Two metrics with same topology

Question

Let $M =[1,\infty)$ and let $d_1,d_2:M\times M\rightarrow\mathbb{R}$ be two metrics defined by $$d_1(x,y)=|x-y|,\quad d_2(x,y)=|\frac{1}{x}-\frac{1}{y}|.$$
Prove they induce the same topology.
I already showed that all open sets in $(M,d_1)$ are also open sets in $(M,d_2)$ by showing that all open balls with $d_1$ contain a ball with $d_2$. But i am struggling with the other way.

Answer 1

It is sufficient to show that an open ball around $x$ in one topology contains an open ball around $x$ in the other topology.

Let $r>0$.

Suppose $y \in B_1(x,r)$, then $d_2(x,y) = {|x-y| \over |xy|} \le |x-y| = d_1(x,y) < r$ and so $B_1(x,r) \subset B_2(x,r)$.
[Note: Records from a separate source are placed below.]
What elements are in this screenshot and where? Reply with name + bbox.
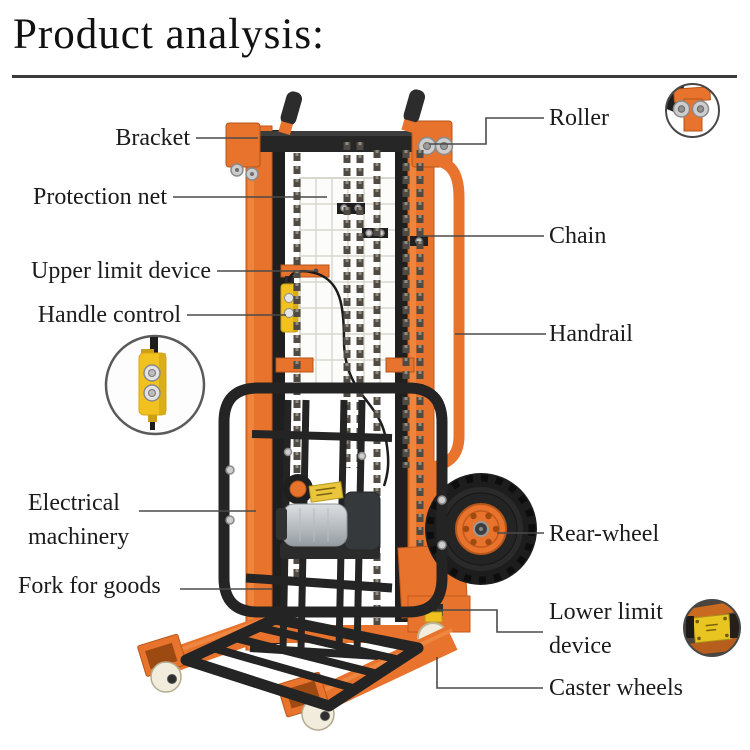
label-protection-net: Protection net [33, 184, 167, 210]
electrical-machinery-motor [276, 474, 381, 559]
motor-label [308, 481, 344, 503]
label-rear-wheel: Rear-wheel [549, 521, 660, 547]
fork-cross-tube [245, 573, 393, 593]
label-caster-wheels: Caster wheels [549, 675, 683, 701]
handle-control-closeup-icon [103, 333, 207, 437]
handle-grips [278, 89, 426, 135]
label-bracket: Bracket [115, 125, 190, 151]
page-title: Product analysis: [13, 11, 325, 58]
rear-wheel-assembly [425, 473, 537, 585]
lower-limit-closeup-icon [682, 598, 742, 658]
callout-lines [139, 117, 546, 689]
label-fork-for-goods: Fork for goods [18, 573, 161, 599]
frame-bolts [225, 447, 447, 550]
label-lower-limit-device: Lower limit device [549, 599, 663, 659]
lower-limit-line [437, 609, 543, 633]
label-roller: Roller [549, 105, 609, 131]
roller-closeup-icon [664, 82, 721, 139]
title-divider [12, 75, 737, 78]
caster-wheels-line [436, 657, 543, 689]
label-electrical-machinery: Electrical machinery [28, 490, 130, 550]
caster-wheel-left [150, 661, 182, 693]
label-handrail: Handrail [549, 321, 633, 347]
bracket-left [225, 122, 261, 181]
label-handle-control: Handle control [37, 302, 181, 328]
label-chain: Chain [549, 223, 607, 249]
lift-carriage [218, 382, 448, 660]
label-upper-limit-device: Upper limit device [31, 258, 211, 284]
top-beam [236, 131, 448, 152]
carriage-loop-handle [218, 382, 448, 618]
roller-line [429, 117, 544, 145]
Now suppose we are given $B_1(x,r)$, we want to find some $r'$ such that $B_2(x,r') \subset B_1(x,r)$.

Choose $r'=\min({1 \over 2x}, {r \over 2 x^2})$. (Note that if $d_2(x,y) < {1 \over 2x}$ then $y < 2x$.)
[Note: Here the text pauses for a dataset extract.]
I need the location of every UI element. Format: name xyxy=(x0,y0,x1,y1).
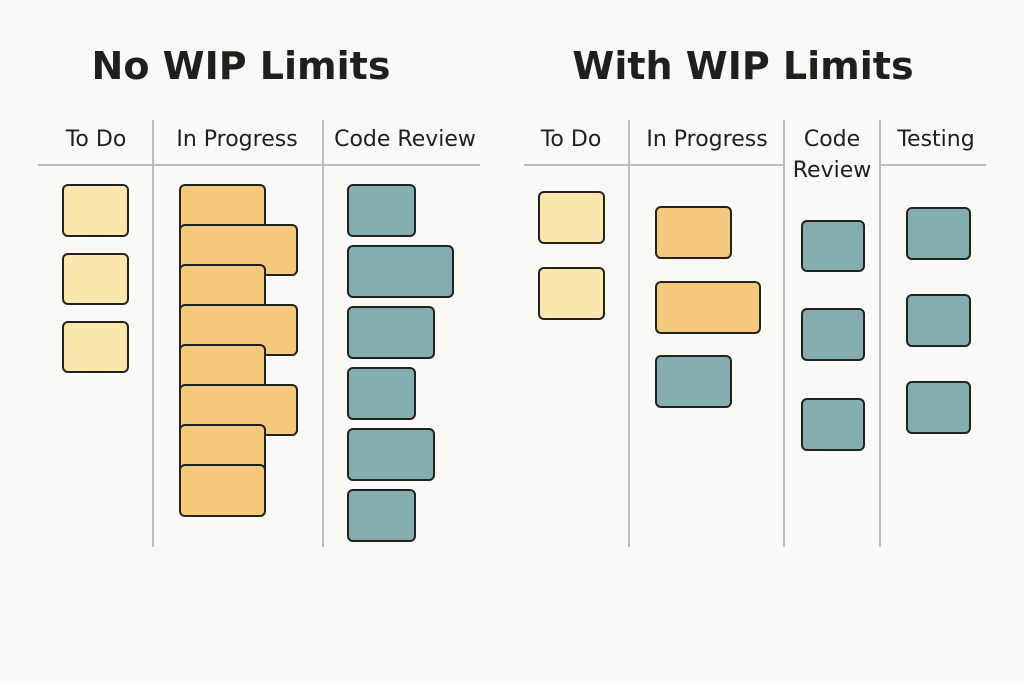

Suppose $y \in B_2(x,r')$, then $d_1(x,y) = |x-y| = |xy|{|x-y| \over |xy|} < 2x^2 d_2(x,y) \le r$ and so $y \in B_1(x,r)$.

Note that while the topologies are the same, the Cauchy sequences are different. For example, $x_n = n$ is not Cauchy with $d_1$ but is Cauchy in $d_2$. In particular, $(M,d_1)$ is complete but $(M,d_2)$ is not.

Addendum: To see why $d_2(x,y) < {1 \over 2x}$ implies $y < 2x$: If ${1 \over x} - {1 \over y} \le | {1 \over x} - {1 \over y} | = d_2(x,y) < {1 \over 2x}$, then ${1 \over 2x} < {1 \over y}$ and so $y < 2x$.